Denis Charolles © Franpi Barriaux

Mais rien peut-être, sans doute, n’égale La Manivelle Magyare, enregistré à Budapest en 2004 et paru en 2005. « Winnie The Pooh Joins Europe » est une pièce de Gábor Gadó qui ouvre un album très orchestral, à la manière du guitariste, avec Bálazs Bujtór au violon. Il y a de la dérision et de la virtuosité dans une rencontre qui est l’une des premières entre le jazz français et hongrois, si on fait fi d’Alban Darche et Sébastien Boisseau, qui la précédèrent de quelques mois dans le quartet de Gadó ou avec le beau Stringed. Alors que Fred Gastard a remplacé Rémi Sciutto au sax baryton (jouant également du basse, soprano et ténor), la musique de la Campagnie prend des atours plus poétiques encore, voire nébuleux dans « La Manivielle ».

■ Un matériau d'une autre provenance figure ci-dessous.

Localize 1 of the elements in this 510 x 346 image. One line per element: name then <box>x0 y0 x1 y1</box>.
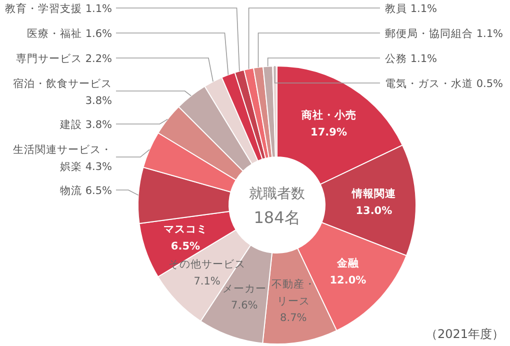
note: （2021年度） <box>425 327 504 341</box>
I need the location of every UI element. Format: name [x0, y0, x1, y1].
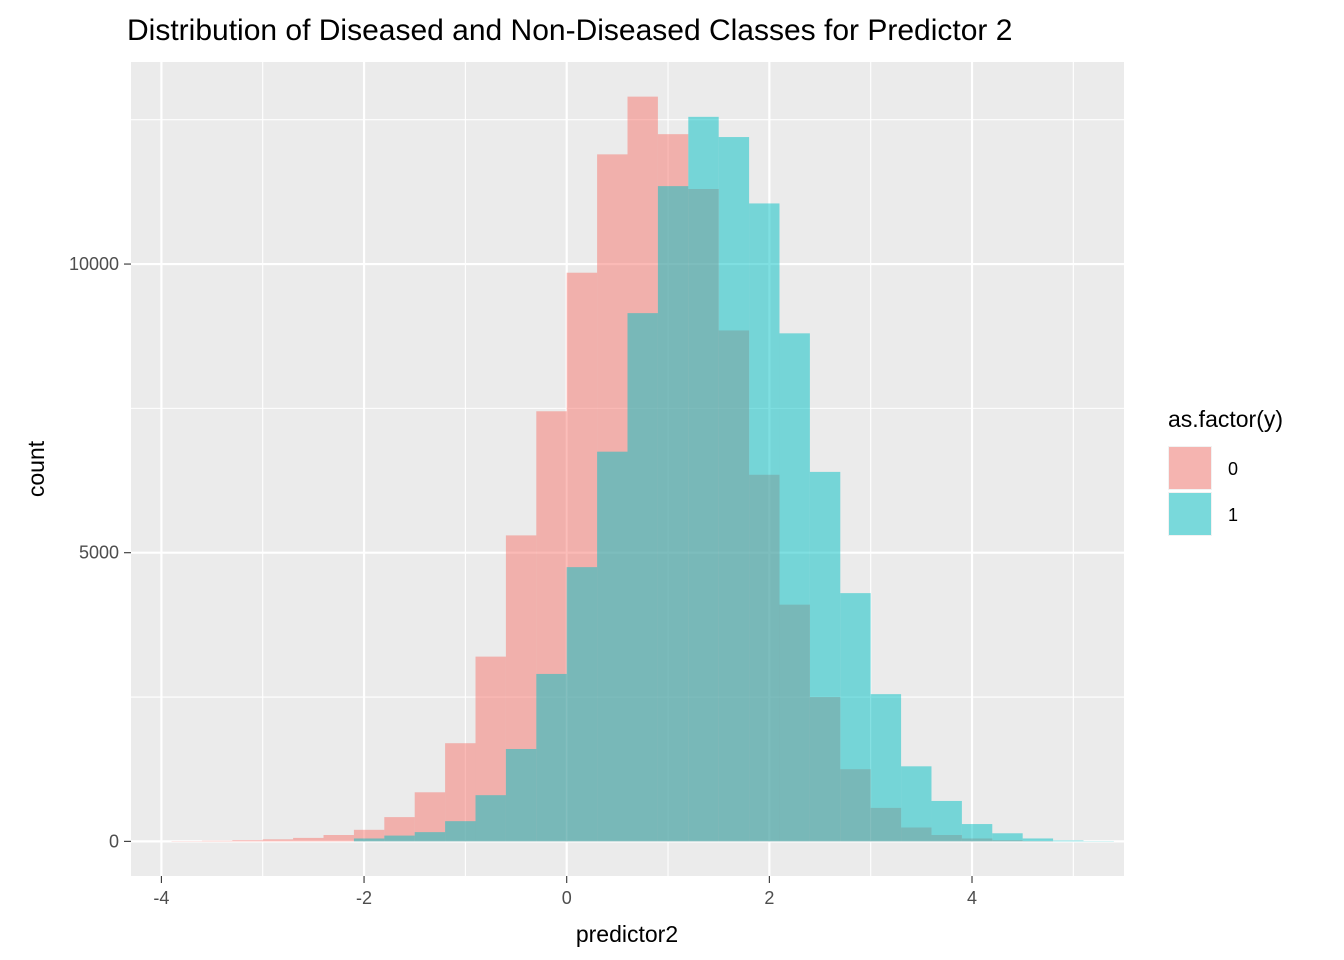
- x-axis-title: predictor2: [576, 921, 678, 947]
- y-tick-label: 5000: [79, 543, 119, 563]
- legend-swatch-0: [1169, 447, 1211, 489]
- x-tick-label: 0: [562, 888, 572, 908]
- series-0-bar: [262, 839, 294, 842]
- series-0-bar: [323, 835, 354, 842]
- series-1-bar: [718, 137, 750, 842]
- series-0-bar: [353, 829, 385, 842]
- series-1-bar: [414, 832, 446, 842]
- series-0-bar: [232, 840, 263, 842]
- chart-title: Distribution of Diseased and Non-Disease…: [127, 14, 1012, 47]
- series-1-bar: [870, 694, 902, 842]
- y-tick-label: 0: [109, 831, 119, 851]
- series-1-bar: [597, 451, 628, 842]
- series-1-bar: [505, 748, 537, 842]
- x-tick-label: -4: [153, 888, 169, 908]
- series-1-bar: [961, 824, 993, 842]
- x-axis: -4 -2 0 2 4: [153, 876, 977, 908]
- series-1-bar: [536, 673, 567, 842]
- y-axis-title: count: [23, 440, 49, 497]
- series-1-bar: [901, 766, 932, 842]
- series-1-bar: [353, 838, 385, 842]
- series-1-bar: [384, 835, 415, 842]
- series-1-bar: [749, 203, 780, 842]
- series-1-bar: [1053, 840, 1084, 842]
- series-1-bar: [627, 313, 658, 842]
- series-1-bar: [1022, 838, 1054, 842]
- x-tick-label: 4: [967, 888, 977, 908]
- legend-title: as.factor(y): [1168, 406, 1283, 432]
- x-tick-label: 2: [764, 888, 774, 908]
- series-1-bar: [840, 593, 871, 842]
- series-1-bar: [566, 567, 598, 842]
- series-0-bar: [293, 837, 324, 842]
- series-1-bar: [992, 833, 1023, 842]
- y-axis: 0 5000 10000: [69, 254, 131, 851]
- legend-swatch-1: [1169, 493, 1211, 535]
- legend: as.factor(y) 0 1: [1168, 406, 1283, 536]
- y-tick-label: 10000: [69, 254, 119, 274]
- series-1-bar: [809, 471, 841, 842]
- series-1-bar: [931, 800, 962, 842]
- series-1-bar: [445, 821, 476, 842]
- legend-label-1: 1: [1228, 505, 1238, 525]
- series-0-bar: [201, 840, 233, 842]
- series-1-bar: [475, 795, 506, 842]
- series-1-bar: [688, 116, 719, 842]
- x-tick-label: -2: [356, 888, 372, 908]
- series-1-bar: [657, 186, 689, 842]
- series-1-bar: [779, 333, 810, 842]
- series-1-bars: [353, 116, 1114, 842]
- legend-label-0: 0: [1228, 459, 1238, 479]
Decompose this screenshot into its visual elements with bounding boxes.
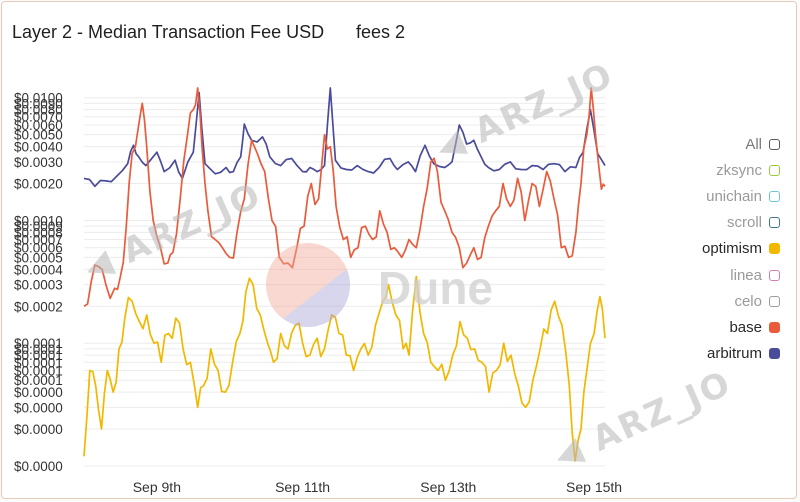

Certes, le morceau écrit par le batteur de la Campagnie explose en un instant en une bulle cajun, même s’il n’y a guère de mangroves en Europe Centrale. Mais les musiciens hongrois qui les accompagnent, à l’instar du légendaire Béla Szakcsi Lakatos, ont une lourde culture classique et contemporaine de la musique écrite occidentale et cela s’entend (« Distorsion » par Lakatos est une merveille du genre, notamment dans la relation qui se crée entre Gastard et Gadó). On sait Gábor Gadó grand amateur de Ravel [3]. Denis Charolles le révélera plus tard en travaillant sa propre lecture de L’Enfant et les sortilèges. Il y a dans cet album tout un souffle et des pistes d’une grande modernité, notamment « Have You Met Mystic ? » de Christophe Monniot qui préfigure ce qui sera la décennie suivante pour le saxophoniste. La Manivelle Magyare est un disque-clé qui a grandement ouvert les portes à de nombreux voyages à Budapest pour les musicien·nes hexagonaux. C’est quoiqu’il en soit le point d’orgue d’une discographie atypique pour la « première époque » de la Campagnie des Musiques à Ouïr qui se renouvellera plus tard avec Les Étrangers Familiers ou Duke and Thelonious. Une discographie qu’il faut réécouter aujourd’hui à l’aune des vingt-cinq ans passés, pour comprendre toute son importance.

par Franpi Barriaux // Publié le 5 septembre 2021

[1Voir notre Interview

[2« Sous le ciel de Paris », sur le premier album.

[3Voir son travail sur Pavane pour une enfante défunte avec Liebman.